Spoilers Ahead!
If you’re as big a GOT fanatic as I am, you’ll know that Sansa Stark, played by Sophie Turner, is not only one of the strongest characters in the show, but also goes through some of the biggest transformations of any character.
She starts out as a naive, delicate, and quite romantic young girl, and transforms into a strong woman who is a force to be reckoned with.

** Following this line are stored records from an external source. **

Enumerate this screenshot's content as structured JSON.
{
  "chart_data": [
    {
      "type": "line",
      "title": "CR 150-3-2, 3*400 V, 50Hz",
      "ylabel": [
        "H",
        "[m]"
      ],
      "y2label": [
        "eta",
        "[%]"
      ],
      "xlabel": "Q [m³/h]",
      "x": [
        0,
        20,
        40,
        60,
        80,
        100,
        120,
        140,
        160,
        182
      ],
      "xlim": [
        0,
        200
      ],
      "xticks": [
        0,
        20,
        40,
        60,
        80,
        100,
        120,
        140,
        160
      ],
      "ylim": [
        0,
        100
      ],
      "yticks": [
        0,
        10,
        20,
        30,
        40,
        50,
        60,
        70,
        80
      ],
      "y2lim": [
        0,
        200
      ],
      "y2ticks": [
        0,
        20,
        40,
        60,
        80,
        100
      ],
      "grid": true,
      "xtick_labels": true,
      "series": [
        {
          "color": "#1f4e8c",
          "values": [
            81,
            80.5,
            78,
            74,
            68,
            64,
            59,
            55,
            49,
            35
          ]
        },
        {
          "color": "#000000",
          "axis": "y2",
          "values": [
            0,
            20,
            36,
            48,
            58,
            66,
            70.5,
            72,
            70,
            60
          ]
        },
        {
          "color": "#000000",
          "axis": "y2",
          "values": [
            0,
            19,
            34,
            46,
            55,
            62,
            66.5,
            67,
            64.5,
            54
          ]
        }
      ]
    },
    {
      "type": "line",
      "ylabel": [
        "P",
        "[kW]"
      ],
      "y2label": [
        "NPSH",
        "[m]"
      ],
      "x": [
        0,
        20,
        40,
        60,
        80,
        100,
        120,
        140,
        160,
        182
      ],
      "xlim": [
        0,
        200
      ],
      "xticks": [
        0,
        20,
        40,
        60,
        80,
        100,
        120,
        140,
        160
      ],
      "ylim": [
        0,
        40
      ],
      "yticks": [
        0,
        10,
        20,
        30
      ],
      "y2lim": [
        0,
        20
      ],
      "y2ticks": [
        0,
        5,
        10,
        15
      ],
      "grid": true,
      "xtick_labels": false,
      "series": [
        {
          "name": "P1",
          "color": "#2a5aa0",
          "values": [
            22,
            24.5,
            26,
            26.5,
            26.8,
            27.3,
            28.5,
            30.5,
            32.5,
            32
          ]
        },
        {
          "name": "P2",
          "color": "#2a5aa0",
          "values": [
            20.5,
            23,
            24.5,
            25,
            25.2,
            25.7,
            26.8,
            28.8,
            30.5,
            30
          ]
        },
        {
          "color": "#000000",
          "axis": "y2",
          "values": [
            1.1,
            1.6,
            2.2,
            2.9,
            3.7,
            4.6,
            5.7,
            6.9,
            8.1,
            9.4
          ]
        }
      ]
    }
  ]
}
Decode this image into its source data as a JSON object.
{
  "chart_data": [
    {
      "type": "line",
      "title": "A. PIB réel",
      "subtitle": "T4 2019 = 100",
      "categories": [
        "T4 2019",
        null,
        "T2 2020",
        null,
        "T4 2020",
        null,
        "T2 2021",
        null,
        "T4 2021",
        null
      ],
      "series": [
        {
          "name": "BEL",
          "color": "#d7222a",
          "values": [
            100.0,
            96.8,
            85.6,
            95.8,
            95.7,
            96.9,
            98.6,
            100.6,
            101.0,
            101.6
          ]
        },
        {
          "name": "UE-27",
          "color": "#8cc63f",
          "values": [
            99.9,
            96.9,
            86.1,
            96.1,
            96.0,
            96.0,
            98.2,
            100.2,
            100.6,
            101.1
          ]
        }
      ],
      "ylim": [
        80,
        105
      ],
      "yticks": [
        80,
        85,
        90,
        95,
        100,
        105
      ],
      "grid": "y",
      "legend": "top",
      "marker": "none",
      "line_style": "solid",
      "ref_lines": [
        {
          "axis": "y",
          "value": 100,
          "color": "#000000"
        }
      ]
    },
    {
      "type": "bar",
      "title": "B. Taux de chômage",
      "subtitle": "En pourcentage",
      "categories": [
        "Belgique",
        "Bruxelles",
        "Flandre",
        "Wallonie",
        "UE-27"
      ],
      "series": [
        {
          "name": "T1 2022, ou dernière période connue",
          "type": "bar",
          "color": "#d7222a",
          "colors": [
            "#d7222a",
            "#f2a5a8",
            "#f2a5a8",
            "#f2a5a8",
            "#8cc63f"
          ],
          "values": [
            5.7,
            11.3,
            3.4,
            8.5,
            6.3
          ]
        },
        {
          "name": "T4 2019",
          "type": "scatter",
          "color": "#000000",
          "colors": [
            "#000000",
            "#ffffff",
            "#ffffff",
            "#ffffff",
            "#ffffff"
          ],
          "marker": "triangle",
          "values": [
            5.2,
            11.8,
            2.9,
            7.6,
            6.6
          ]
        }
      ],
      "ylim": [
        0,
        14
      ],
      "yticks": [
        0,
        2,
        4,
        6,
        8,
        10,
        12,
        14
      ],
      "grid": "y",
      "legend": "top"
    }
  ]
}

Her style grows less and less fanciful, feminine, and delicate as she grows less immature about the ways of the world and how manipulative and cruel the people in it can be.
She begins the show with delicate insects (butterflies and dragonflies) and turns to more buckles and chains which portrays her strength, and given what she’s been through, can you blame her?
Let’s take a look at her necklaces, rings, and embroidery throughout the seasons.
Sansa Stark Season 1

Sansa in Season 1 wears a delicate dragonfly necklace and large butterfly ring. These fragile creatures mirror her own innocence in the first season of Game of Thrones.
The sweet winged insects Sansa enjoys wearing seems to mimic her desire to fly away, first from her home in the north at Winterfell and later to fly away from King’s Landing to Highgarden.
She is also given a Lannister sigil necklace (the lion) by Joffrey Baratheon, just like the one his mother, Queen Cersei, wears. Sansa takes this as a sign of his affections, but as we learn all too soon, Joffrey is more likely to pluck the wings off butterflies than treat them with love and care.
Sansa Stark Season 2

Sansa quickly becomes less hopeful and soon stops romanticizing about her beloved Joffrey and her new home in King’s Landing. She’s now basically a prisoner within the walls of the castle, with her father having been convicted and executed as a traitor.
She continues to wear feminine clothes and jewelry, playing the part of the dutiful fiancee to the King. After the Battle of the Blackwater and Joffrey’s new betrothal to Margaery Tyrell, she has a very short lived moment of happiness at being freed from Joffrey.
Sansa Stark Season 3

In Season 3, Sansa and Margaery become friends, and Sansa soon finds a bit of hope again in the prospect of marrying the Loras Tyrell, The Knight of Flowers. Those hopes are quickly dashed as Tywin Lannister, Joffrey’s grandfather and Hand of the King weds her to Tyrion Lannister, Joffrey’s uncle.
Sansa’s hope for freedom continues to be mirrored by her winged jewelry, but is quickly replaced by the Lannister Lion pendant when she weds Lord Tyrion.
Sansa Stark Season 4

In Season 4, Sansa continues to show she’s a survivor, if still a bit naive about trusting people. At Joffrey’s wedding to Margaery, she wears a necklace planted on her that conceals the poison which will kill Joffrey.
As elegant as the necklace is, this is a turning point in Sansa’s hopeful, feminine jewelry taste. Sansa is whisked off to The Eyrie by Petyr Baelish where she is once again used as a pawn in The Game of Thrones.
Sansa Stark Season 5

In Season 5, Sansa is betrothed and married off again, but this time to Ramsay Bolton. Her jewelry becomes a lot less delicate, as does she in this season of Game of Thrones.
Her necklace, a circle and bar threaded with a long chain tipped with a needle, earning it the name “Needle Necklace.” Here’s a nice replica on Etsy:
Sansa Stark Season 6

In Season 6, Sansa becomes a much more shrewd woman and doesn’t follow anyone else’s lead. She’s done being taken advantage of and begins to proudly wear the direwolf sigil of House Stark, as seen embroidered across her dress above.
Sansa Stark Season 7

Sansa in Season 7 and (so far) in Season 8 wears a similar ring and needle necklace as from previous seasons, with a few changes. The ring is now silver metal without a bar dissecting the center. She also wears dire wolf collar clips/brooch at her throat.
She is far from the naive girl that left Winterfell for King’s Landing some 10 years earlier, and some might say is a real contender to sit on the Iron Throne once The Game of Thrones is decided in Season 8.